From my sister, I also received a package of Watermelon Oreos. (Do you see a theme here?) When I was growing up, Oreos came in one style only, but, like with everything else, the brand extension has exploded and now there are many version: watermelon, Neapolitan, Berry Burst ice cream, sherbet, colored versions for holidays, golden, mega, double stuff, etc. Instead of a mainstream brand, Oreos have practically become a niche product with each variation appealing to a limited crowd.
What was interesting to me is how willing, even eager, my staff was to sample the two new products. The chefs themselves hadn’t even tasted the cheesecake, but I think everyone wanted to have a try. When I passed the cookies around today, even those that weren’t crazy about watermelon took one “just to see.”
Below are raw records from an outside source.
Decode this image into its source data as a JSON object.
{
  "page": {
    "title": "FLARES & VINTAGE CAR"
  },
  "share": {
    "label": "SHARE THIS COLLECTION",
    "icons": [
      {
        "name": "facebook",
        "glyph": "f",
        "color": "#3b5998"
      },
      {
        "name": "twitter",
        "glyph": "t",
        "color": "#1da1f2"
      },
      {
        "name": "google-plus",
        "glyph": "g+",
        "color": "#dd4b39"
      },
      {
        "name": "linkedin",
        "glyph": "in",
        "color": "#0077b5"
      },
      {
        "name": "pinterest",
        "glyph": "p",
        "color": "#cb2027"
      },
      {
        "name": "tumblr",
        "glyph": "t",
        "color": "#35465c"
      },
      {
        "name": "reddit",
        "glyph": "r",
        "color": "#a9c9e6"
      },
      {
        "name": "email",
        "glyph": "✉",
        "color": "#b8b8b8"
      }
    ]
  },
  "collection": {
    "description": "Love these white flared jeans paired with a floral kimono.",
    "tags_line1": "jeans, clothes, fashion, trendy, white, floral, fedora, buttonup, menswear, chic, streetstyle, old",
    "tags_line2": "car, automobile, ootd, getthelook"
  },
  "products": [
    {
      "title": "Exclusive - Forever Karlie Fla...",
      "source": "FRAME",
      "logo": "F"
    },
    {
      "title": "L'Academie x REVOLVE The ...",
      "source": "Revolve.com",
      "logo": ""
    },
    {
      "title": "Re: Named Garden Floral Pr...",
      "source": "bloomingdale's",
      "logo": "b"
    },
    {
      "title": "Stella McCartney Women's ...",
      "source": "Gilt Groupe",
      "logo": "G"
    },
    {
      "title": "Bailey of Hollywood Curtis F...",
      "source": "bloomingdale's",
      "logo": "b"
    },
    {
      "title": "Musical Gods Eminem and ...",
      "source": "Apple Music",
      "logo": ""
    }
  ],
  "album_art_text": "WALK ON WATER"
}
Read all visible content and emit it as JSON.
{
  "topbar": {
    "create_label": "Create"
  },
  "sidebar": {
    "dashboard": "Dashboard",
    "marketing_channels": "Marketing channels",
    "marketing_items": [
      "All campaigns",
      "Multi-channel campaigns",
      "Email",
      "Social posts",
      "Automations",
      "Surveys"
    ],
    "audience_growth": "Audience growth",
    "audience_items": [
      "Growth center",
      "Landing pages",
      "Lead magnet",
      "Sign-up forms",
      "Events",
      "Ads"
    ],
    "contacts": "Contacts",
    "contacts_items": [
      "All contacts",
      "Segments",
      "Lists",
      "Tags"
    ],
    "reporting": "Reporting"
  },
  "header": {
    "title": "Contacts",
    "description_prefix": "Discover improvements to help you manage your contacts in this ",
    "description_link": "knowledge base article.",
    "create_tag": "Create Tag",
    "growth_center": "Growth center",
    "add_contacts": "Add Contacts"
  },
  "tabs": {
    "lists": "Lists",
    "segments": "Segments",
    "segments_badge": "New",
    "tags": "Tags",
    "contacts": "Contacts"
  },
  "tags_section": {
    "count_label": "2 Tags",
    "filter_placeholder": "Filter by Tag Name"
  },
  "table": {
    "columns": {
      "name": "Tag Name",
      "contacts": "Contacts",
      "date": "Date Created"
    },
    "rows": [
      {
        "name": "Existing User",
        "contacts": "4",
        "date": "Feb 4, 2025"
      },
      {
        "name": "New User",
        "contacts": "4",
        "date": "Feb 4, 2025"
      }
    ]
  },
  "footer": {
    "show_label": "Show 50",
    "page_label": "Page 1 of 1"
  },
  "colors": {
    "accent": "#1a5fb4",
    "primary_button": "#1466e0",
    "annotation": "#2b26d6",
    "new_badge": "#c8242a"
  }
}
I am sure no one else even noticed this, but it made me feel good to know that my staff was willing experimenters. It was a symbol to me that they are comfortable “trying” things — not just cheesecake and cookies, but I believe that mentality and mindset translate over to processes and tactics. We have been very successful this year, and I attribute part of that to the environment where we embrace change — even if it is Oreo flavors.
How do you introduce small new experiments into your organization? Bring in new food (example: we had the holiday flavored Twizzlers last week and spice-coated nuts). Rearrange the offices or even location of computers/things on the desk. Share new apps for your technology. Spread the word about a new restaurant. Try new flavors in the Keurig. There are more options than Oreo flavors.
Once again, it’s an example that the little things that really do add up to make a difference.